Whether the driver finished the race in question inside the points determines whether they are given a retrospective time penalty on their race result or a grid penalty for the next race.
That’s because, unlike in real life racing, GPVWC reviews all incidents after the racing has finished.
“It gives both parties involved in incidents a chance to put their side of the story across,” Mason explains.
“So we’ve got in-built into our website a report system for drivers.
“Basically we go on the mantra that if you don’t report it, it doesn’t get looked at.
“That’s encouraging the competitors to highlight to us what they deem as acceptable or not and then for us to review it, rather than us reviewing every single piece of contact where potentially competitors aren’t so bothered by it.
“If a driver has made a mistake they might go and apologise to the other driver and then that’s the end of it, the disciplinary committee doesn’t even get involved.”
This largely self-regulated system has been effective for the volunteers who don’t have time to pore over every potentially penalty worthy thing that happens in every race.
Also since drivers have to be selected by the manager of each team, regularly reckless drivers will find it hard to earn a place on the grid since team managers won’t want to sign someone overly aggressive and constantly being penalised.
Therefore as you go up the GPVWC race series, the top F1-esque one being Superleague, the drivers who progress are not only among the quickest, but the cleanest as well.

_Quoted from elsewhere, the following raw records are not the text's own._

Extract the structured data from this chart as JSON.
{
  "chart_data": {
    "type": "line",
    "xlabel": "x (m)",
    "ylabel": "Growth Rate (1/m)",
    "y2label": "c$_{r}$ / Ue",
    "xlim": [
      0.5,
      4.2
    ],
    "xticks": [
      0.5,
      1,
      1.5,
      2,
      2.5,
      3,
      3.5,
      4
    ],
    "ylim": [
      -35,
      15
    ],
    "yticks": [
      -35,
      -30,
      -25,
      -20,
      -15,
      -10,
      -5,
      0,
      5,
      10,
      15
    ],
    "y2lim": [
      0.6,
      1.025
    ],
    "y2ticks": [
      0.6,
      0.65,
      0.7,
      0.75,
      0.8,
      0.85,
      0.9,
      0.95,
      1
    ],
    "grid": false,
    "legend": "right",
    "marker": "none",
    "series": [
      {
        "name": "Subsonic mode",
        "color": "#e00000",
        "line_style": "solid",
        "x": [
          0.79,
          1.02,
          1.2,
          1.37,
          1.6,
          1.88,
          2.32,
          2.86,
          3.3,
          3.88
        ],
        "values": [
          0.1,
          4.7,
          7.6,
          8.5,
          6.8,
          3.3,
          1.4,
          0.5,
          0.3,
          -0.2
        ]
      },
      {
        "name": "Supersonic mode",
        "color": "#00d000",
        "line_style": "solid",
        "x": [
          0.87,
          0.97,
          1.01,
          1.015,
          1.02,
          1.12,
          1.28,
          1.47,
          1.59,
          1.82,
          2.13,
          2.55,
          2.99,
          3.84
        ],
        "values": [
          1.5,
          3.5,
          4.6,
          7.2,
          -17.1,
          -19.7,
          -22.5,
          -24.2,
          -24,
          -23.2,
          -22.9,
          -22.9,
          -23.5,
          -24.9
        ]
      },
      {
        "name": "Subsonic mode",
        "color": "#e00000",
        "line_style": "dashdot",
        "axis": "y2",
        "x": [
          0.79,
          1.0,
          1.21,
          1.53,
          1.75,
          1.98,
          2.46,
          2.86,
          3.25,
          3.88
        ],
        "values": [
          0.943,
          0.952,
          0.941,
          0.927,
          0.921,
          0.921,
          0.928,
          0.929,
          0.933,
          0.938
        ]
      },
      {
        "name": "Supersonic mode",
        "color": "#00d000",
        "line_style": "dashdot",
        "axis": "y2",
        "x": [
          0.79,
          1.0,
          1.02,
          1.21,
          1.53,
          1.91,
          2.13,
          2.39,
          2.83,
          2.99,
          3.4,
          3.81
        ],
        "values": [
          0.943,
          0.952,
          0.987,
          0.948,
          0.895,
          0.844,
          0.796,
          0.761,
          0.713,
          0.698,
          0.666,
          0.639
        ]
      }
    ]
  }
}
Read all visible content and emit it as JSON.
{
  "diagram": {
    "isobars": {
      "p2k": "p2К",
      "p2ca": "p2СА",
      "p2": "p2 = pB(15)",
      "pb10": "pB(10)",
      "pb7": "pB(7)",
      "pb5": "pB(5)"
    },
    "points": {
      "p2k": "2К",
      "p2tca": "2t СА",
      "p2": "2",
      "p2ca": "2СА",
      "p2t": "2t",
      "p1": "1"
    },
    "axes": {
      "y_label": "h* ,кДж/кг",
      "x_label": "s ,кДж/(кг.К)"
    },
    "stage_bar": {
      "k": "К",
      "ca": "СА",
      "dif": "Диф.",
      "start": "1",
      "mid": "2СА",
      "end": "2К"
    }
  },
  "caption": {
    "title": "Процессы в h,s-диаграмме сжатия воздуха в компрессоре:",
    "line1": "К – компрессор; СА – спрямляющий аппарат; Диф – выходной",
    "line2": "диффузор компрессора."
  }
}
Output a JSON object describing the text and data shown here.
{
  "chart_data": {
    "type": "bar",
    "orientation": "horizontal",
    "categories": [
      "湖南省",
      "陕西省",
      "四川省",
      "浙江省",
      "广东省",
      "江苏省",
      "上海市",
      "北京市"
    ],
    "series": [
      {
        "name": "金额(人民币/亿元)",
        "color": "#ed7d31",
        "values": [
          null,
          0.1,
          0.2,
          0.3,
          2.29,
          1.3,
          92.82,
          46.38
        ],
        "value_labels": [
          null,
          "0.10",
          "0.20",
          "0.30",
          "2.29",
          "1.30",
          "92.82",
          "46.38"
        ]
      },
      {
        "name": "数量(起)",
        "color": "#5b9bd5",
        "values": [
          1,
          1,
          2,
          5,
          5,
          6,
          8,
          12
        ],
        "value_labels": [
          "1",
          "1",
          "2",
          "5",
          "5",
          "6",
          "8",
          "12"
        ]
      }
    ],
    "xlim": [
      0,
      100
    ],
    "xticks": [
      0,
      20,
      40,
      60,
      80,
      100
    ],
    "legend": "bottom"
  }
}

“If you take the Baku round of Superleague there were absolutely no incidents, nobody reported anything, there was nothing for me to do – which is perfect, I’d love that every time,” Mason says.
“It increases down our ladder so Superleague Lights will pretty consistently have one or two incidents, Supercup is a bit skewed because there’s two races but there’s five or six incidents.
“Similar with Formula Challenge, you’ll tend to get half a dozen to 10 protests every time.
“You do get careless drivers who have lasted and therefore make it so far up the ladder but thankfully the teams don’t tend to pick them up.”